Ghislaine Maxwell Angles For Immunity, Clemency From Trump In Exchange For Testimony

An attorney for the Jeffrey Epstein accomplice outlined the conditions she'd demand before speaking to lawmakers.
LOADINGERROR LOADING

An attorney for Jeffrey Epstein’s former accomplice and girlfriend told Republicans in Congress she would be happy to testify if President Donald Trump will let her out of prison.

In response to a subpoena, Ghislaine Maxwell’s attorney said she would only answer lawmakers’ questions if she gets them in writing first and is also granted immunity from further prosecution ― demands lawmakers would likely refuse.

“Of course, in the alternative, if Ms. Maxwell were to receive clemency, she would be willing ― and eager ― to testify openly and honestly, in public, before Congress in Washington, D.C.” Maxwell’s attorney, David Markus, said in his letter to House Oversight Committee chair James Comer (R-Ky.).

A spokesperson for Comer immediately rejected Maxwell’s demand for immunity: “The Oversight Committee will respond to Ms. Maxwell’s attorney soon, but it will not consider granting congressional immunity for her testimony.”

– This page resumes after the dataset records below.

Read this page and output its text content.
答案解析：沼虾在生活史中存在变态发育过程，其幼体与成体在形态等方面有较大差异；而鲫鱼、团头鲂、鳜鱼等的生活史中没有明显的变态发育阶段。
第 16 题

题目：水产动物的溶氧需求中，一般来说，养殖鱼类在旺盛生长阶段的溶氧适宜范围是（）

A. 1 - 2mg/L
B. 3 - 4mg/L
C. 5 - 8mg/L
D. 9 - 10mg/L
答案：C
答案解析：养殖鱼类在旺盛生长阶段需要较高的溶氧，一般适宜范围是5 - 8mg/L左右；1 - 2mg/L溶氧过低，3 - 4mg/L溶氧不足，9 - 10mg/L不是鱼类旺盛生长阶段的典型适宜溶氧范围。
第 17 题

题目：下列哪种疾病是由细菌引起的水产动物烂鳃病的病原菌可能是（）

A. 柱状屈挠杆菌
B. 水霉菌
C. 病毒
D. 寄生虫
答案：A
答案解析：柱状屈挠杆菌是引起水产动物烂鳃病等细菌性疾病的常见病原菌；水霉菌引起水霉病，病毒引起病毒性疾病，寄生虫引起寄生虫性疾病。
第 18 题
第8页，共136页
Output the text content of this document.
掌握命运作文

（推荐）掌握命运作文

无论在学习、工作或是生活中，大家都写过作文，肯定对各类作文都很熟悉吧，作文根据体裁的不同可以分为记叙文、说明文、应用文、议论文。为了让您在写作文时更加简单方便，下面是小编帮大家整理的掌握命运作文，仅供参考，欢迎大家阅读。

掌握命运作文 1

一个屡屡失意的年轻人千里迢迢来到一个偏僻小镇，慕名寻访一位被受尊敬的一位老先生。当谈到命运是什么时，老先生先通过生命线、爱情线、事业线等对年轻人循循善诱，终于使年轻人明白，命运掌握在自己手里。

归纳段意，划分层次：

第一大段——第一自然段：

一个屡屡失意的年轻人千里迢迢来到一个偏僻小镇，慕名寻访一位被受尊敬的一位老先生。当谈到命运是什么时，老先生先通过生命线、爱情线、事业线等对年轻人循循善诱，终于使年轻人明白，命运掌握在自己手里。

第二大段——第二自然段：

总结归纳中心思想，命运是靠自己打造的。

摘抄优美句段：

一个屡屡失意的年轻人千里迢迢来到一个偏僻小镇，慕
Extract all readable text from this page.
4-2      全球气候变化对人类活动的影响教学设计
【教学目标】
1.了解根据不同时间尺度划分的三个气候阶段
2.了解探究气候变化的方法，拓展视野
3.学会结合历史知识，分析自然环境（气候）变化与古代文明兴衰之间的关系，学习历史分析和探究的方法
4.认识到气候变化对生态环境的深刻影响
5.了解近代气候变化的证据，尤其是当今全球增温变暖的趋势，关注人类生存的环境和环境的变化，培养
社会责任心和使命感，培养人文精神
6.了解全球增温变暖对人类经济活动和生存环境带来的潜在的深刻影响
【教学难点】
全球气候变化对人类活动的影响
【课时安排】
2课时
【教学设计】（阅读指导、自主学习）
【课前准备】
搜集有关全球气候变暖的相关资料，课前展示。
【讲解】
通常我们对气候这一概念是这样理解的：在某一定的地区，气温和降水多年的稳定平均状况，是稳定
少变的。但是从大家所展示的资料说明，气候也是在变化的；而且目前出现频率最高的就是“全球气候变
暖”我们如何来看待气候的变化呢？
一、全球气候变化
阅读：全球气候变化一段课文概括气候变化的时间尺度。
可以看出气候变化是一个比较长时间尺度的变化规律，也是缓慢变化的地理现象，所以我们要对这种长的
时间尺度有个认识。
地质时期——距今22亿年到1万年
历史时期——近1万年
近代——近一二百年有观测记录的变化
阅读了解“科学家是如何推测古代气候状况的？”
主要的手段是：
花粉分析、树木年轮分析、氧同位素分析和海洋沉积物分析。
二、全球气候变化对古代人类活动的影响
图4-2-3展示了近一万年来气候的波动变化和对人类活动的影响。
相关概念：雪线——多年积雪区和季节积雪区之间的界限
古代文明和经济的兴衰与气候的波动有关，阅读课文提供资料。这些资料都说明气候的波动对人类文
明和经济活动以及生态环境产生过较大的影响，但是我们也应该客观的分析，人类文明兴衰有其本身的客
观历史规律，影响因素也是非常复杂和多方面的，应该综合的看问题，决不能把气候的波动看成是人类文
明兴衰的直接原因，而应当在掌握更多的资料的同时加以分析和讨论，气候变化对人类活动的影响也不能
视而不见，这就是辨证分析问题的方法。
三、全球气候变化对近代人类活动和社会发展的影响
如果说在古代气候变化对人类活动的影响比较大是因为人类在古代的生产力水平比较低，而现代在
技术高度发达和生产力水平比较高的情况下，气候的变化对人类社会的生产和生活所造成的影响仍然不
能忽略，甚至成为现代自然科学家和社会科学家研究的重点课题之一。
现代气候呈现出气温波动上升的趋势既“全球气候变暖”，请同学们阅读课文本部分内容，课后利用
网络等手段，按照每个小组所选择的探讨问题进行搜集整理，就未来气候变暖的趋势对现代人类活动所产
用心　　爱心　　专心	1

Top officials from the Justice Department already interviewed Maxwell at length last week as part of President Trump’s efforts to tamp down the right-wing furor over his administration’s refusal this month to release the government’s files on the Epstein case. Trump was friends with Epstein and his name reportedly pops up repeatedly in the files.

The refusal to release the documents followed statements by top Justice Department officials, including Attorney General Pam Bondi, that the government would release new information about the Epstein case. Right-wing commentators have called the refusal a betrayal, and some Republicans in Congress have demanded the government cough up the material.

Asked about Maxwell’s request for clemency, the White House referred HuffPost to the Justice Department, which did not immediately respond to a request for comment. Either a full pardon or a commutation of her sentence would set her free.

Trump said Monday he could give Maxwell a pardon but hadn’t been asked to do so.

“Well, I’m allowed to give her a pardon, but I — nobody’s approached me with it. Nobody’s asked me about it. It’s in the news about that, that aspect of it, but right now, it would be inappropriate to talk about it,” Trump said.

Maxwell was sentenced to 20 years prison in 2022 for conspiring with Epstein to groom and sexually exploit multiple girls as young as 14 over the course of a decade starting in 1994. The Justice Department has said Epstein had more than a thousand victims.

Epstein died in jail in 2019 after being arrested a second time for crimes related to his serial sex trafficking enterprise. He was rearrested after prosecutors struck a favorable non-prosecution agreement with his attorneys in 2007 following his initial arrest. The Justice Department said in 2020 the agreement reflected “poor judgment.”

Maxwell’s attorney said she didn’t get a fair trial and that she should have been covered by the government’s original non-prosecution agreement with Epstein, adding that she became “a convenient scapegoat” after Epstein’s death. Maxwell has appealed her case to the Supreme Court.